The West must act on Iranian terrorism now before it is too late
The UK and its allies need to treat the threat of Iranian terrorism seriously and acknowledge that terrorist operations run deeper than rogue individuals, argues Sir Alan Meale.
In summer 2018, an Iranian diplomat was arrested after being identified as the mastermind of a terrorist plot which targeted a convention just outside Paris. Assadollah Assadi went on trial in Belgium alongside three co-conspirators, and earlier this month, a verdict was finally returned. Assadi's conviction brings the legal matter to a close but it ought to be just the beginning of a broader effort to demand accountability from the Iranian regime and to reduce the likelihood of similar plots emerging in the future.
With Assadi now facing 20 years in prison, it is imperative for the UK and its allies to recognise that he is only part of a much larger phenomenon. There is no doubt many other Iranian officials are prepared to step into his role as overseer of terrorist operatives. Some Western authorities have already acknowledged this. In a press conference by Belgian law enforcement in the wake of Assadi's arrest, it was evident the vast majority of Iran's diplomatic personnel are actually agents of its secret service.
In the final weeks before the verdict was due, dozens of European lawmakers and former government officials urged their colleagues and national leaders to take serious action to root out the terrorist elements in Iranian institutions that are presently permitted to operate freely on Western soil.
In one such statement prepared by the International Committee in Search of Justice, representatives of more than a dozen European nations declared the scope of Assadi's crime makes it necessary for the EU to comprehensively review its approach to Iran. The statement expressed deep concern "that the EU has failed to take adequate measures," to stop the threat for good.
The specific recommendations in the ISJ statement, though addressed to president of the European Council and the head of foreign policy for the EU, should be given a fair hearing by British leadership as well.
Chief among those recommendations is a concerted effort to hold Iran's Foreign Minister Javad Zarif personally responsible for the terror plot, on the understanding that when Iranian diplomats are caught participating in terrorist activity, it is Zarif they ultimately report to.
Of course, this criticism of the Foreign Ministry flies in the face of persistent Western assumptions that a segment of Iran's ruling system is currently in the hands of reformists whose values are at odds with those of hardline figures like Supreme Leader Khamenei. But this assumption portrays a lack of understanding about the very structure of that system, which thorough vetting of all candidates for high office in makes sure that all are loyal to the hardline supreme leader.
If a lack of understanding of this system was not enough to undermine the illusion of Iran's internal moderation, then the proliferation of malign activity under President Hassan Rouhani's government should have done the job. And even if this was not enough, then revelations about the Assadi case should have made it absolutely clear that the outcome of Iranian so called "elections" make no difference to Western concerns or even to the welfare of the Iranian people.

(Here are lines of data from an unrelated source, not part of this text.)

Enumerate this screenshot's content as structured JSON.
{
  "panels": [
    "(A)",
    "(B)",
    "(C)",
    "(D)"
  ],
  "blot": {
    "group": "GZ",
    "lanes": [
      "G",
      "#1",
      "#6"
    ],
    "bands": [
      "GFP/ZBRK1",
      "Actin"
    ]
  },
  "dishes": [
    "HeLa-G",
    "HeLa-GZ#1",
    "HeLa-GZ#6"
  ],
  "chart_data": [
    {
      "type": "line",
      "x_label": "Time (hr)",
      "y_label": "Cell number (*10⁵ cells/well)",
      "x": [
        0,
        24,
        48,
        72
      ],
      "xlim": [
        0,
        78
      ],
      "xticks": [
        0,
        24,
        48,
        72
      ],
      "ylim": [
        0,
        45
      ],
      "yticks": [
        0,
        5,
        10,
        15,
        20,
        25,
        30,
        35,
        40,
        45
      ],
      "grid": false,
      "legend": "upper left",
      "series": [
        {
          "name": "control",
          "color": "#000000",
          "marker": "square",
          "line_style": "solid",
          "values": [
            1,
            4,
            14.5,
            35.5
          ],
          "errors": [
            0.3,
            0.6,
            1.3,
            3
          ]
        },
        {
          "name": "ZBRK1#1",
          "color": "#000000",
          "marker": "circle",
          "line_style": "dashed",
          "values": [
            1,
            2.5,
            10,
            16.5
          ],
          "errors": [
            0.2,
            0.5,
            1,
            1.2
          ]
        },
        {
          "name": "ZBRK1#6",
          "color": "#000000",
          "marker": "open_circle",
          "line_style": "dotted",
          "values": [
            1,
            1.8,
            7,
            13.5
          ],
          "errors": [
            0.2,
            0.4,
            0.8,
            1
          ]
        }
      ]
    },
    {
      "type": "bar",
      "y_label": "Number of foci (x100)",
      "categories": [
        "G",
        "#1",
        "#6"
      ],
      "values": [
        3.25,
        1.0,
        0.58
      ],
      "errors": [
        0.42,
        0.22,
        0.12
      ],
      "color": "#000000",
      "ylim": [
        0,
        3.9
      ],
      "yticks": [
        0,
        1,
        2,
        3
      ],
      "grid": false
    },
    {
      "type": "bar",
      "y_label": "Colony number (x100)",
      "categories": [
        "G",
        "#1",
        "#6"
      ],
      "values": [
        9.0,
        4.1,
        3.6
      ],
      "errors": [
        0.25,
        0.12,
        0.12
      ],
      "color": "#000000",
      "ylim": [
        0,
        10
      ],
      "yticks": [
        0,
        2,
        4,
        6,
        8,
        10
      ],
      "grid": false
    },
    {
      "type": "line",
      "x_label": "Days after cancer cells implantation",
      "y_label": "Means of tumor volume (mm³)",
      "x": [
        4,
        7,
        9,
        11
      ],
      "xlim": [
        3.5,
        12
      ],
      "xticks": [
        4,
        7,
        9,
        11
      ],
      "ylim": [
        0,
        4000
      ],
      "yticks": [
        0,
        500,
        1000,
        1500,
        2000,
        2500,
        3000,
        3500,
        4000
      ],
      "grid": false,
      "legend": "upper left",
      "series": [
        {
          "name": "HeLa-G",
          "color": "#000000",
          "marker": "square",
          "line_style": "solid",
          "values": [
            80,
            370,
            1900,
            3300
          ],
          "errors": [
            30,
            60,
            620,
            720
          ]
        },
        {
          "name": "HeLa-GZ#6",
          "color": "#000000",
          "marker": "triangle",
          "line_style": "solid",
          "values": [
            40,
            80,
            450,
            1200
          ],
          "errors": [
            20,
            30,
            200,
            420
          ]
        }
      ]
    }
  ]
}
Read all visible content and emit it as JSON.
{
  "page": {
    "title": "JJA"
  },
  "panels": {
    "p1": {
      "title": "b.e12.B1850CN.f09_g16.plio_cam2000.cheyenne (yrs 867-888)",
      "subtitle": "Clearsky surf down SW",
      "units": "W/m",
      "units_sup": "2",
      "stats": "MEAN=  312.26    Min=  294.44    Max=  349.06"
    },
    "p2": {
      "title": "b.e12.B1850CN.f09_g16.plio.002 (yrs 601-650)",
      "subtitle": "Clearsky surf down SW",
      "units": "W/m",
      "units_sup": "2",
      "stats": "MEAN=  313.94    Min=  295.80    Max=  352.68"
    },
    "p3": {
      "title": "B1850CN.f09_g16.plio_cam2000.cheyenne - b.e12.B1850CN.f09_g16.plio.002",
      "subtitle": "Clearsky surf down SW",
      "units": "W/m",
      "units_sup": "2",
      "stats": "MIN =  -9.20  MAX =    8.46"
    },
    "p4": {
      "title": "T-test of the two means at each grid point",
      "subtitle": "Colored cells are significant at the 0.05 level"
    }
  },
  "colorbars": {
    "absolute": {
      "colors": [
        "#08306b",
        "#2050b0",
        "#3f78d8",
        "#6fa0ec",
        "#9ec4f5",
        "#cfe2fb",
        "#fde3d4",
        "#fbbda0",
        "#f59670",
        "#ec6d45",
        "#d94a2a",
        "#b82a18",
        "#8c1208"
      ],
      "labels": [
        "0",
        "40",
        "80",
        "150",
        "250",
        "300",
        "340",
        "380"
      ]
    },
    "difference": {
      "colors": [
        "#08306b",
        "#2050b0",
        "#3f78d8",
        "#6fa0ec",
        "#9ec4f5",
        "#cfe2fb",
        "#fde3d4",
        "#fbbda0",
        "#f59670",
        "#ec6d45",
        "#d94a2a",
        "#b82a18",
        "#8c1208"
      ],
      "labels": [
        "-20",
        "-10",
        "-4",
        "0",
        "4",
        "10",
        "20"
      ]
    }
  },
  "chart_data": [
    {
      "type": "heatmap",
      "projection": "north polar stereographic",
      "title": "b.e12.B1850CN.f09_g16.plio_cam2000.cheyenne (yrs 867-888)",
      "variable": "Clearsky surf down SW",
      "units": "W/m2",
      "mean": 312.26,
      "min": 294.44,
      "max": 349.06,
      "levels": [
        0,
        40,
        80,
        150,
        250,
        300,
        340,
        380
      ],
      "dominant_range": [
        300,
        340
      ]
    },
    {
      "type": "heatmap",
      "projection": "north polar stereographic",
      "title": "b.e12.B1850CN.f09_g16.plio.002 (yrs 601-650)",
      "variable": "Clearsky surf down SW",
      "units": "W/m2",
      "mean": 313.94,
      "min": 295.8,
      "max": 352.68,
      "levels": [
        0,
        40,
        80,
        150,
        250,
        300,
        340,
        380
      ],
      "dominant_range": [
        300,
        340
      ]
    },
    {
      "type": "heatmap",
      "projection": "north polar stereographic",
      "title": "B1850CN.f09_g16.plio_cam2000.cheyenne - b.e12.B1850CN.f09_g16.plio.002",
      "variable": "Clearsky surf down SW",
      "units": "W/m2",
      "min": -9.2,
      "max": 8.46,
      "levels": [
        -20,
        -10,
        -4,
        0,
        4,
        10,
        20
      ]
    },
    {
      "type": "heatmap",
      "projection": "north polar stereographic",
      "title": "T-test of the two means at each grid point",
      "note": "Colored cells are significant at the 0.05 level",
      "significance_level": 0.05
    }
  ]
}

While the prosecutors placed blame squarely on the shoulders of the regime's leadership, the National Council of Resistance of Iran, which organized the event that Assadi was targeting, said that orders for the plot came from Iran's Supreme National Security Council, which receives input both from the office of the supreme leader and the president.
The apparent alignment between these two factions explains why no one within the regime objected to a plot that, if successful, would have surely killed Western politicians. It also explains why the underlying infrastructure of Iranian terrorism appears to have only grown in the eight years that the "reformist" Rouhani has been in office.
Evidence of that growth is perhaps one of the most important takeaways from the Assadi trial. Documents that were recovered at the time of his arrest showed that the former third counsellor at the Iranian embassy in Vienna was in contact with operatives spanning at least 11 European countries and had delivered them cash payments for unknown services. This information raises vital questions about whether there are other sleeper cells standing ready to implement another terror plot similar to the Iranian-Belgian couple.
That is why, as the aforementioned ISJ statements declared, "the activities of Iran's embassies, religious and cultural centers need to be scrutinised and the diplomatic relations with Iran need to be downgraded until Iran packs up "its terrorist apparatus in Europe and provides assurances that it will never engage in terrorism in Europe again."
This is the least the UK and its allies can do to diminish the looming threat of Iranian terrorism. In light of Iran's long history of using terrorism as a form of statecraft, it is a course of action that the international community should have initiated long ago. Do it now before it is too late.